D1000153私がアルコールを断ったきっかけは、会社の後輩がいろいろな争いに傷ついて会社を辞めたことだった。守るべきものを守ろうとしていた闘いの1つ1つが、その人にとっては、ただのおせっかいに過ぎず、むしろ自分の闘いがストレスの元になってしまっていたと気づいたのだ。それに、自分の闘いが少なくとも周りの人間には理解されていると思っていたことが、ただの妄想に過ぎず、私はピエロのように騒いでいただけで、周りはそれを遠巻きに冷ややかに見つめていただけで、私は逆に後輩を追いつめていた。
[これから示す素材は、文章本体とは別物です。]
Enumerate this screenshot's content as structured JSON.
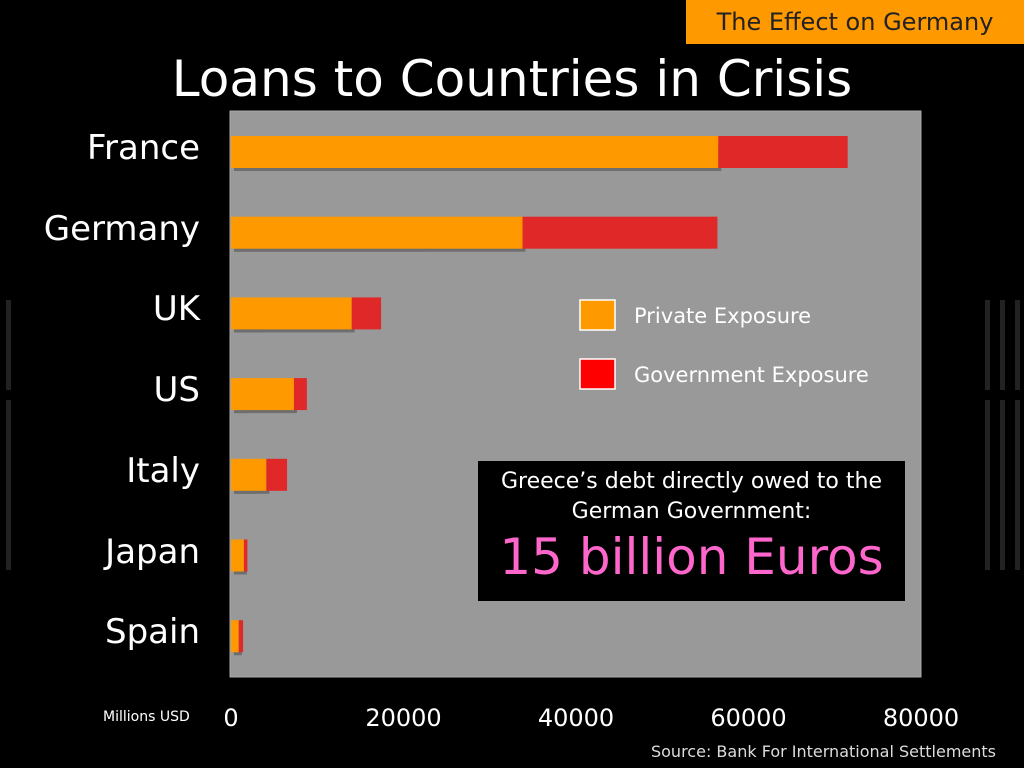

その後輩は、入社した当時からの飲み友達のようなもので、今になって振り返れば、アルコールがつなげていた関係なのかもしれない。「闘う」と言えばかっこいい響きがあるが、実は、その異常なまでのテンションは、アルコールがつくりだしたものだったし、アルコール依存症特有の関係のつくり方がもたらした、ある意味、特異な能力だった気がする。私にとっては、酒は、ポパイのほうれん草のようなものだった。そのテンションが、ただのはた迷惑な道化師と自分で認識したとき、私の中にあった「すべて」が流れ落ちてしまった。言葉は悪いが、「流産」のようなものだったと思う。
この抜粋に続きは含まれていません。